ContinuumIO / elm

Phase I & part of Phase II of NASA SBIR - Parallel Machine Learning on Satellite Data
http://ensemble-learning-models.readthedocs.io
44 stars 24 forks source link

Better repr / str for elm.pipeline.steps wrapped classes? #224

Open PeterDSteinberg opened 6 years ago

PeterDSteinberg commented 6 years ago

What can be done to better wrap the elm.pipeline.steps classes for appearance, repr - str?

Currently this is a repr of a Pipeline from PR #221 (run from the elm/tests directory):

$ ipython -i test_xarray_cross_validation.py
Python 3.6.2 |Continuum Analytics, Inc.| (default, Jul 20 2017, 13:14:59)
Type 'copyright', 'credits' or 'license' for more information
IPython 6.2.1 -- An enhanced Interactive Python. Type '?' for help.

In [1]: pca_regress
Out[1]:
Pipeline(memory=None,
     steps=[('get_y', GetY(layer='y')), ('pca', PCA(copy=True, iterated_power='auto', n_components=None, random_state=None,
  svd_solver='auto', tol=0.0, whiten=False)), ('estimator', Ridge(alpha=1.0, copy_X=True, fit_intercept=True, max_iter=None,
   normalize=False, random_state=None, solver='auto', tol=0.001))])

Looks like sklearn's Pipeline.__repr__ (see pca_regress._cls - here that is sklearn.pipeline.Pipeline. Some methods like repr are delegated to calling pca_regress._cls with self as an argument). Should we add a note to the repr about elm.pipeline.steps / MLDataset?

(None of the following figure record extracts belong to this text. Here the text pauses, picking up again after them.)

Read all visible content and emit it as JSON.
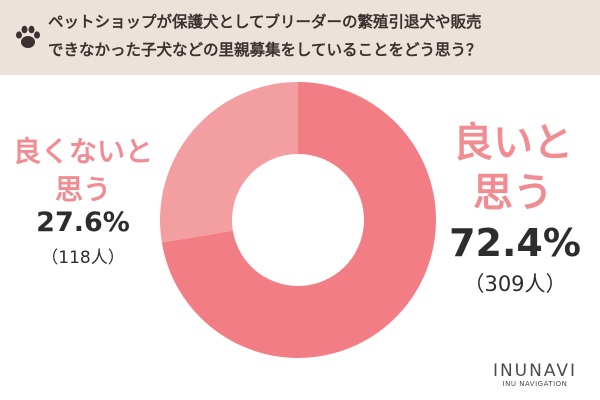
{
  "header": {
    "question_line1": "ペットショップが保護犬としてブリーダーの繁殖引退犬や販売",
    "question_line2": "できなかった子犬などの里親募集をしていることをどう思う？",
    "icon": "paw-icon"
  },
  "chart_data": {
    "type": "pie",
    "categories": [
      "良いと思う",
      "良くないと思う"
    ],
    "values": [
      72.4,
      27.6
    ],
    "counts": [
      "309人",
      "118人"
    ],
    "colors": [
      "#f27d84",
      "#f39ea1"
    ],
    "donut": true
  },
  "labels": {
    "left": {
      "line1": "良くないと",
      "line2": "思う",
      "percent": "27.6%",
      "count": "（118人）"
    },
    "right": {
      "line1": "良いと",
      "line2": "思う",
      "percent": "72.4%",
      "count": "（309人）"
    }
  },
  "logo": {
    "main": "INUNAVI",
    "sub": "INU NAVIGATION"
  },
  "colors": {
    "header_bg": "#ebe2d9",
    "accent_text": "#f08c92",
    "dark_text": "#2d2d2d"
  }
}
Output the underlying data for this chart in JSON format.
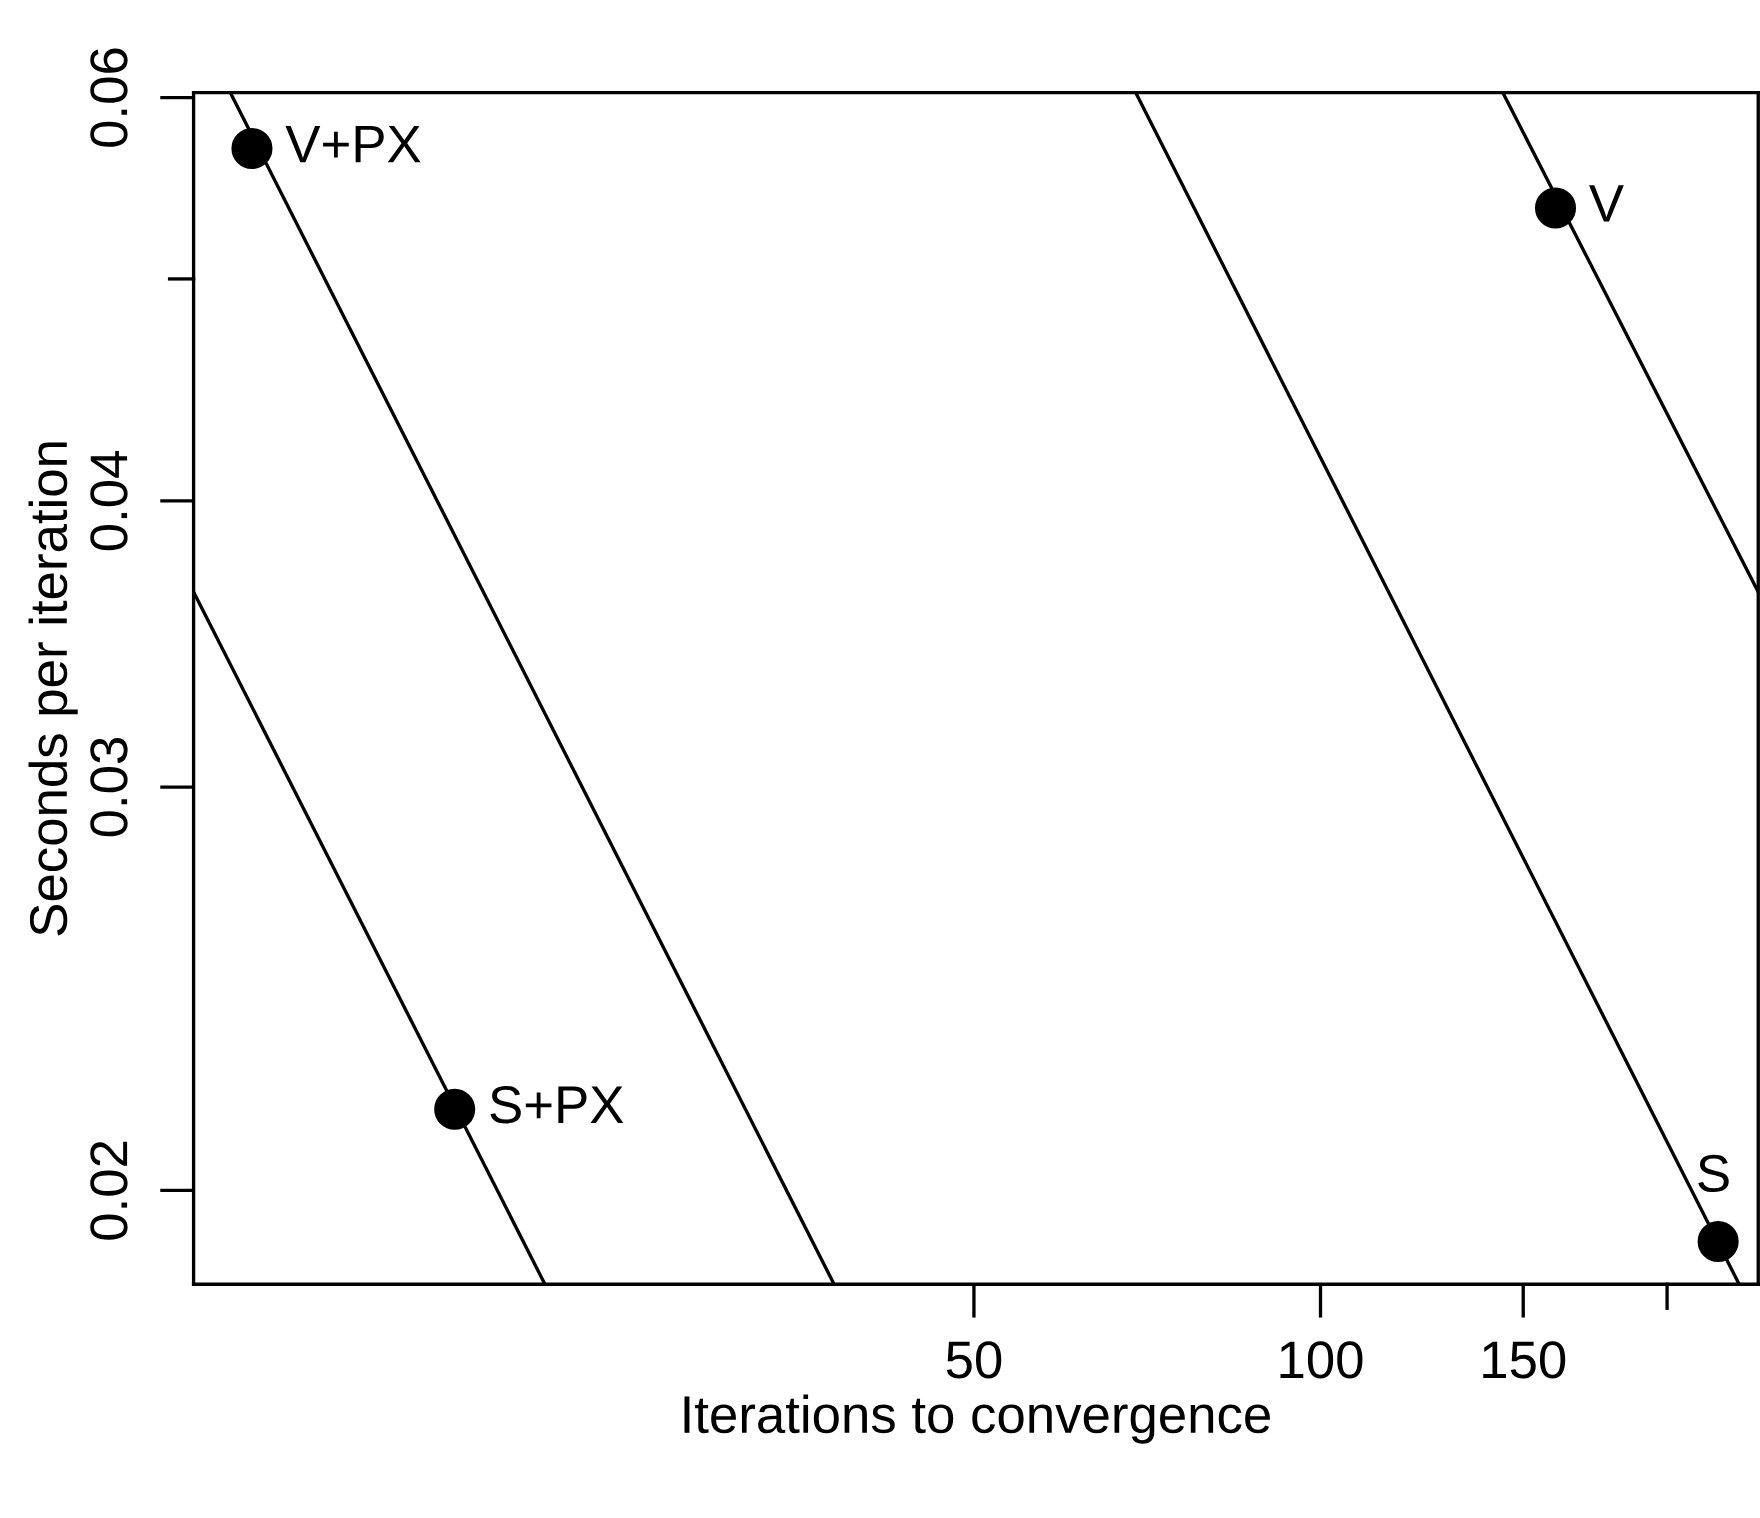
{
  "chart_data": {
    "type": "scatter",
    "xlabel": "Iterations to convergence",
    "ylabel": "Seconds per iteration",
    "log": "xy",
    "grid": false,
    "xlim": [
      10.5,
      240
    ],
    "ylim": [
      0.0182,
      0.0603
    ],
    "xticks": [
      50,
      100,
      150,
      {
        "value": 200,
        "label": null
      }
    ],
    "yticks": [
      0.02,
      0.03,
      0.04,
      {
        "value": 0.05,
        "label": null
      },
      0.06
    ],
    "series": [
      {
        "type": "scatter",
        "marker": "circle",
        "color": "#000000",
        "x": [
          11.8,
          17.7,
          160,
          221.5
        ],
        "values": [
          0.057,
          0.0217,
          0.0537,
          0.019
        ]
      },
      {
        "type": "line",
        "color": "#000000",
        "line_style": "solid",
        "x": [
          10.5,
          21.2
        ],
        "values": [
          0.0365,
          0.0182
        ]
      },
      {
        "type": "line",
        "color": "#000000",
        "line_style": "solid",
        "x": [
          11.3,
          37.8
        ],
        "values": [
          0.0603,
          0.0182
        ]
      },
      {
        "type": "line",
        "color": "#000000",
        "line_style": "solid",
        "x": [
          69.1,
          231
        ],
        "values": [
          0.0603,
          0.0182
        ]
      },
      {
        "type": "line",
        "color": "#000000",
        "line_style": "solid",
        "x": [
          144,
          240
        ],
        "values": [
          0.0603,
          0.0365
        ]
      }
    ],
    "annotations": [
      {
        "text": "V+PX",
        "x": 11.8,
        "y": 0.057
      },
      {
        "text": "S+PX",
        "x": 17.7,
        "y": 0.0217
      },
      {
        "text": "V",
        "x": 160,
        "y": 0.0537
      },
      {
        "text": "S",
        "x": 221.5,
        "y": 0.019
      }
    ]
  }
}
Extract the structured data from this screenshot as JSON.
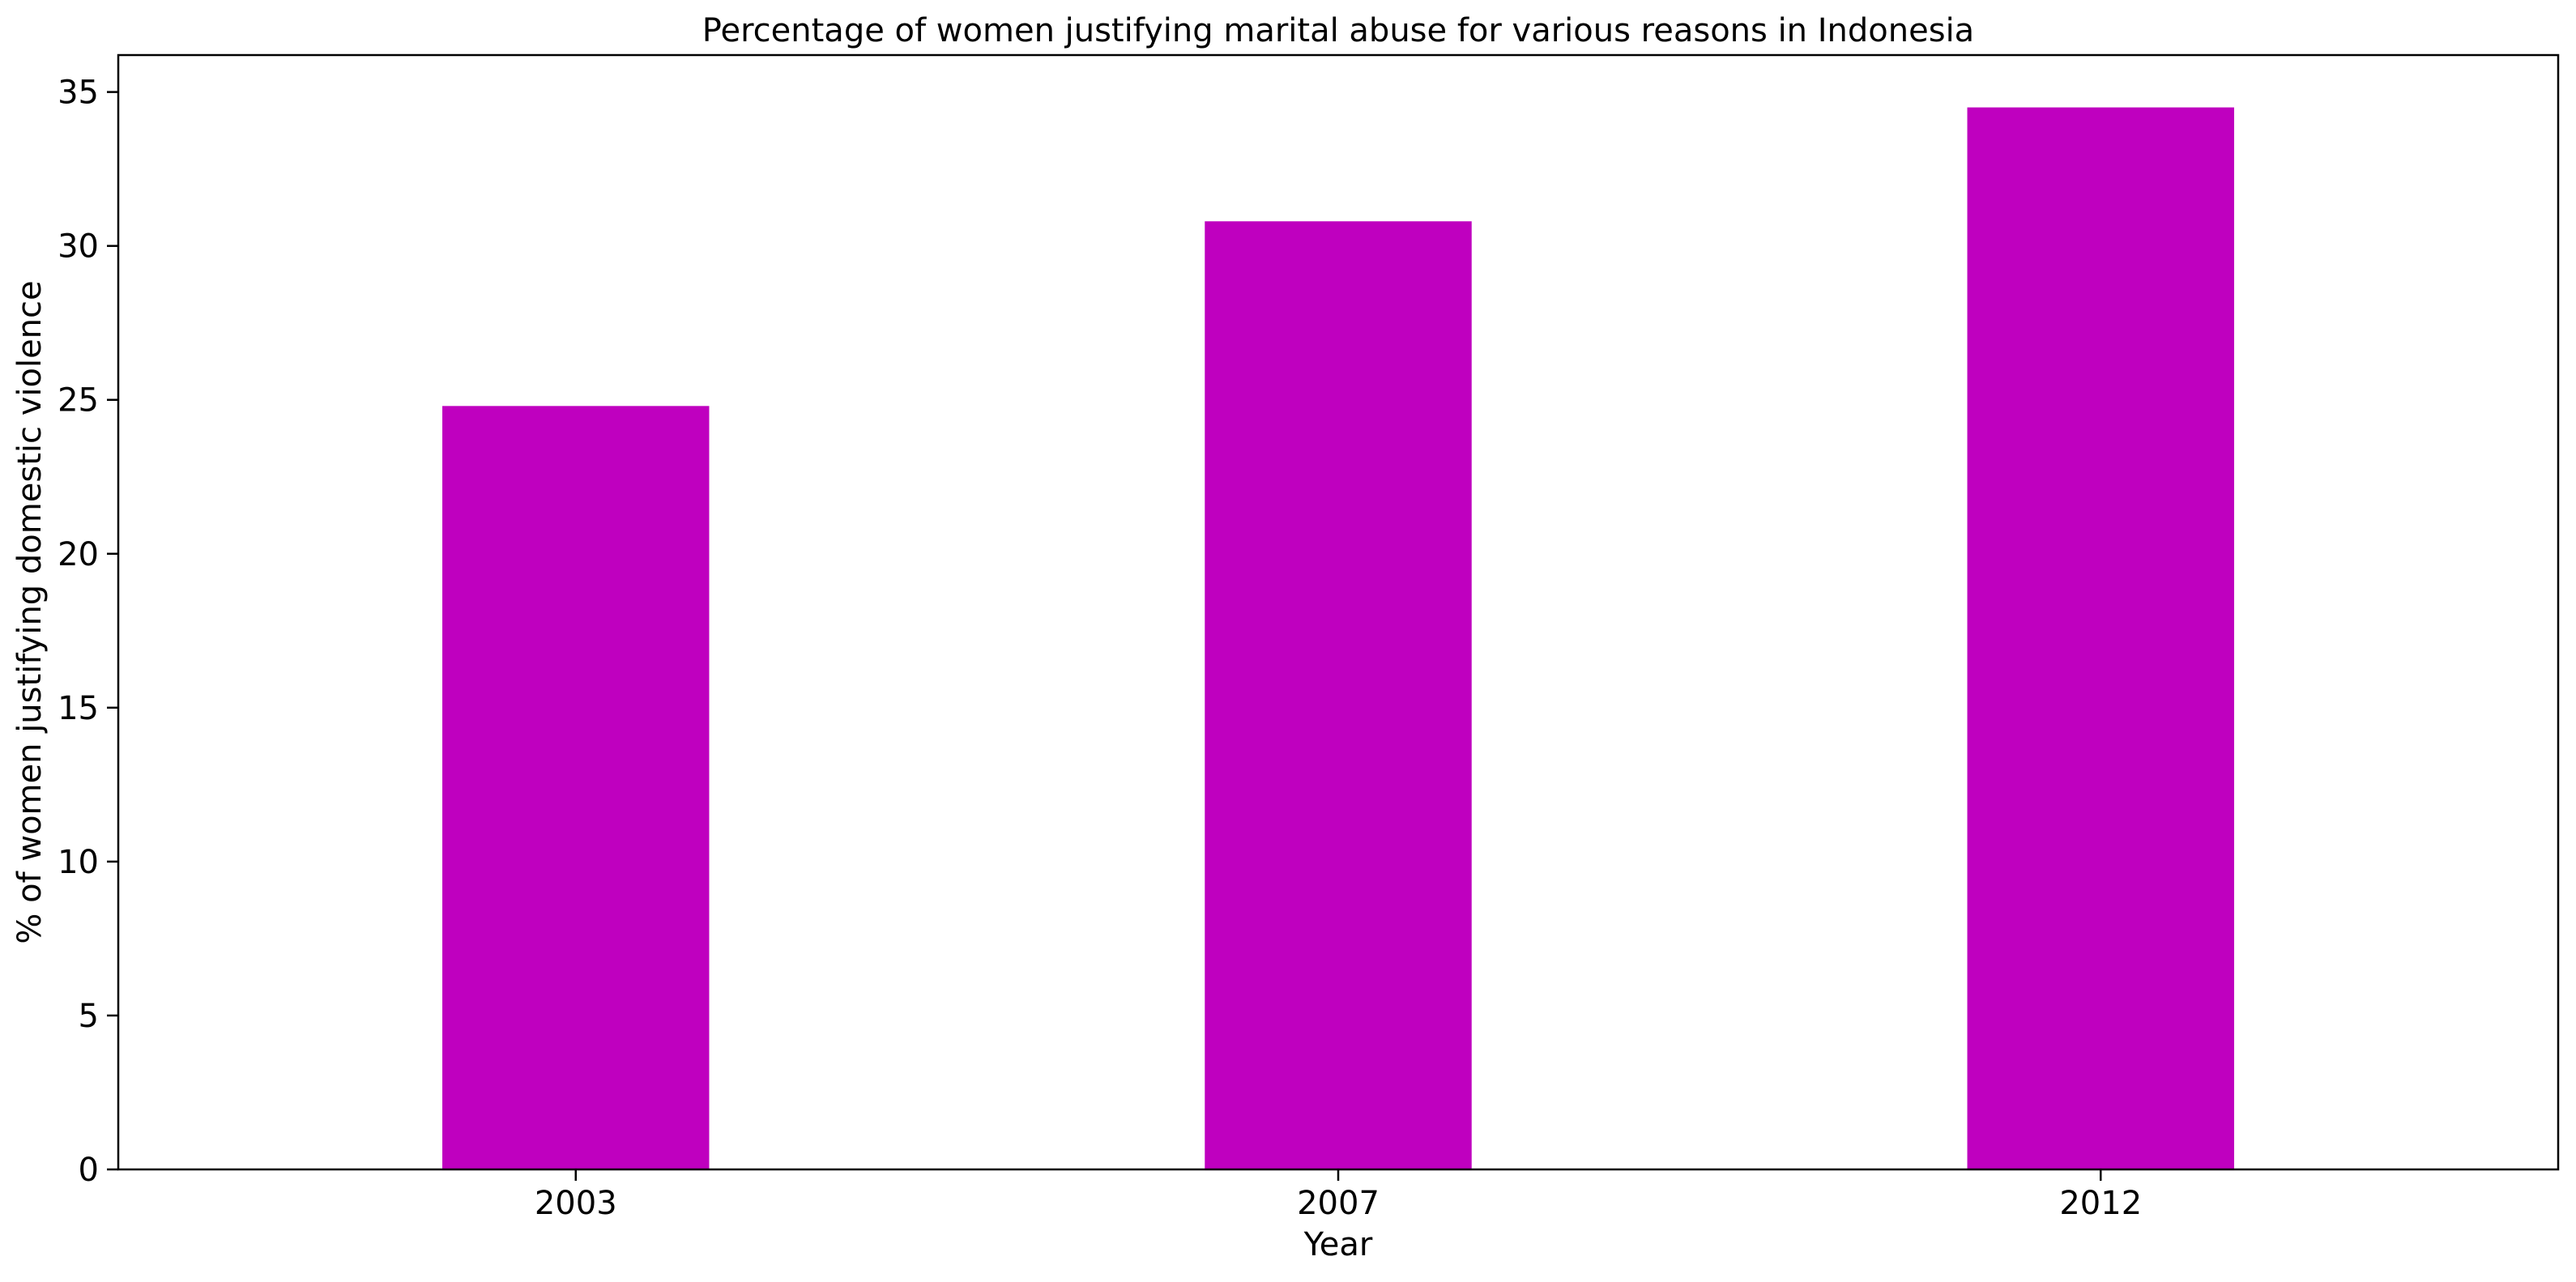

PeterDSteinberg commented 6 years ago

Also note that using the delegation pattern mentioned above causes some of the scikit-learn exception strings to be not as informative as possible, because they look for the string self.__class__.__name__ rather than self._cls.__name__. This causes the unclarity in exception string below (if using a Pipeline, and getting an error about Wrapped (one of its steps), it may be hard to tell which transformer/estimator is having a problem):

self = Ridge(alpha=1.0, copy_X=True, fit_intercept=True, max_iter=None,
   normalize=False, random_state=None, solver='auto', tol=0.001)
params = {'copy_x': False, 'fit_intercept': False, 'normalize': False}
valid_params = {'alpha': 1.0, 'copy_X': True, 'fit_intercept': True, 'max_iter': None, ...}, key = 'copy_x', value = False, split = ['copy_x']

    def set_params(self, **params):
        """Set the parameters of this estimator.

            The method works on simple estimators as well as on nested objects
            (such as pipelines). The latter have parameters of the form
            ``<component>__<parameter>`` so that it's possible to update each
            component of a nested object.

            Returns
            -------
            self
            """
        if not params:
            # Simple optimization to gain speed (inspect is slow)
            return self
        valid_params = self.get_params(deep=True)
        for key, value in six.iteritems(params):
            split = key.split('__', 1)
            if len(split) > 1:
                # nested objects case
                name, sub_name = split
                if name not in valid_params:
                    raise ValueError('Invalid parameter %s for estimator %s. '
                                     'Check the list of available parameters '
                                     'with `estimator.get_params().keys()`.' %
                                     (name, self))
                sub_object = valid_params[name]
                sub_object.set_params(**{sub_name: value})
            else:
                # simple objects case
                if key not in valid_params:
                    raise ValueError('Invalid parameter %s for estimator %s. '
                                     'Check the list of available parameters '
                                     'with `estimator.get_params().keys()`.' %
>                                    (key, self.__class__.__name__))
E                   ValueError: Invalid parameter copy_x for estimator Wrapped. Check the list of available parameters with `estimator.get_params().keys()`.